Als Fazit formulieren Lau und Stoll in ihrer Übersicht, dass es offenbar eher gelingt, einen positiven Einfluss von vorherigem sportlichen Erfolg auf die Kohäsion nachzuweisen als umgekehrt. Erfolg führt also zu mehr Zusammenhalt, und mehr Zusammenhalt müsste, zumindest in weniger erfolgreichen Teams, zu mehr Effizienz führen (was sich wiederum in sportlichen Erfolg niederschlagen müsste). Der Zusammenhang zwischen Teamerfolg und -kohäsion scheint also erwiesen, weniger klar ist jedoch die Kausalrichtung. Wenn Cristiano Ronaldo also dem Teamzusammenhalt keinen hohen Stellenwert beimisst, mag das auch damit zusammenhängen, dass diese in seinen höchst erfolgreichen Teams bisher eine eher untergeordnete Rolle spielten.

Herausforderung für die Sportpsychologen

Die Kunst langfristig erfolgreicher Teamarbeit besteht darin, Erfolg und Kohäsion in einem Prozess des gegenseitigen Aufschaukelns zu steigern und aufrechtzuerhalten. Bei erfolgreichen Teams sollte die positive Wirkung auf Zusammenhalt als Basis für weiteren Erfolg genutzt werden. Wer schon einmal mit Teams gearbeitet hat weiss, dass dies leider kein Selbstläufer ist. Bei weniger erfolgreichen Teams muss ein kohäsives Klima, welches als Basis für Erfolg dienen könnte, erst geschaffen werden. Was sind Voraussetzungen, unter denen Teams tendenziell erfolgreich arbeiten? Wo lauern Gefahren? Sozialpsychologische Phänomene wie soziales Faulenzen oder Trittbrettfahren treten auch in erfolgreichen Teams schneller auf als einem lieb ist. Die Fähigkeit zur Teamanalyse, Grundlagenkenntnisse teampsychologischer Phänomene und gruppendynamischer Prozesse und sind deshalb Voraussetzung für die erfolgreiche Teamarbeit jedes Sportpsychologen.

Und es gilt: Wer in einem guten Gruppenklima arbeiten möchte, sollte sich ein erfolgreiches Team suchen! Der umgekehrte Weg, nämlich durch Verbesserung der Kohäsion ein erfolgreiches Team zu formen, scheint ein ungleich schwierigeres Unterfangen zu sein.

Hinweis: Weitere interessant Beiträge finden sich im Blog des IAP Instituts für Angewandte Psychologie, einem Angebot der ZAHW Zürcher Hochschule für Angewandte Wissenschaften.

Quellen:

[1] Lau, A., & Stoll, O. (2007). Gruppenkohäsion im Sport.

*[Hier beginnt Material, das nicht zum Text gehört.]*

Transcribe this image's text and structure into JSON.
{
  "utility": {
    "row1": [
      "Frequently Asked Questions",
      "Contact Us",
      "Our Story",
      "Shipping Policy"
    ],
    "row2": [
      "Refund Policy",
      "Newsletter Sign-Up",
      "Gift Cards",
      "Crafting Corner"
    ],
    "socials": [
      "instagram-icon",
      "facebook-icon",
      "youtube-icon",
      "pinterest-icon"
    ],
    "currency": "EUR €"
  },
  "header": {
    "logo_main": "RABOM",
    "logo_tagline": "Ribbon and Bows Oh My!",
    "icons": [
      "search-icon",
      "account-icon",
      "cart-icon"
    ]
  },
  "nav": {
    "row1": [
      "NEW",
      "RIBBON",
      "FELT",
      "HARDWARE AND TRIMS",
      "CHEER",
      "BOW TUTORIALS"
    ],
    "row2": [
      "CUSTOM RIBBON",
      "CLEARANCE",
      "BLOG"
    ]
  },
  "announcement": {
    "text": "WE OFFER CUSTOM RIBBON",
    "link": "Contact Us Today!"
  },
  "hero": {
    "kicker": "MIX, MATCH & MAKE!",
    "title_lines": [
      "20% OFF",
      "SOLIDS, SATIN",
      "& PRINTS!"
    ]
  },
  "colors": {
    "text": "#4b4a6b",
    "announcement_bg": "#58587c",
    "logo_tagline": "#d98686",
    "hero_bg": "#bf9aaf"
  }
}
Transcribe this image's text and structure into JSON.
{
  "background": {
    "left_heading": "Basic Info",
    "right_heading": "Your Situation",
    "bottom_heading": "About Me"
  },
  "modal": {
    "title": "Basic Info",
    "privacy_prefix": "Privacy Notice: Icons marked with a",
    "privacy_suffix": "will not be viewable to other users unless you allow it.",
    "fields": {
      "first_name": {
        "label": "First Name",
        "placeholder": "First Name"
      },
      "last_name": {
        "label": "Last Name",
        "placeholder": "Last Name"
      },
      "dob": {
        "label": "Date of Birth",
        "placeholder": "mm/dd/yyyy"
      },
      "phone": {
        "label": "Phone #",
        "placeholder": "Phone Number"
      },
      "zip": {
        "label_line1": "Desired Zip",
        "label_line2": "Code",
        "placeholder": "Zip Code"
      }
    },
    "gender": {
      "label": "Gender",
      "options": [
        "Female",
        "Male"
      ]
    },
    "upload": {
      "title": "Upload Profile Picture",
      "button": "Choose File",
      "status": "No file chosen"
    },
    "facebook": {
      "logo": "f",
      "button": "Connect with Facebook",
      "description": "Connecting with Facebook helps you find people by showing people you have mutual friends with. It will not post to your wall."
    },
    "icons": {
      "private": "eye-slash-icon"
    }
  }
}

Psychologie in Österreich, 27(2), 155-163.

[2] Evans, C. R., & Dion, K. L. (1991). Group cohesion and performance a meta-analysis. Small group research, 22(2), 175-186.

[3] Mullen, B., & Copper, C. (1994). The relation between group cohesiveness and performance: An integration. Psychological bulletin, 115(2), 210.

[4] Carron, A.V., Colman, M.M., Wheeler, J., & Stevens, D. (2002). Cohesion and performance in sport: A meta-analysis. Journal of Sport & Exercise Psychology, 24, 168–188.

[5]Wilhelm, A. (2001). Im Team zum Erfolg. Ein sozial-motivationales Verhaltens modell zur Mannschaftsleistung. Lengerich: Pabst Science Publishers.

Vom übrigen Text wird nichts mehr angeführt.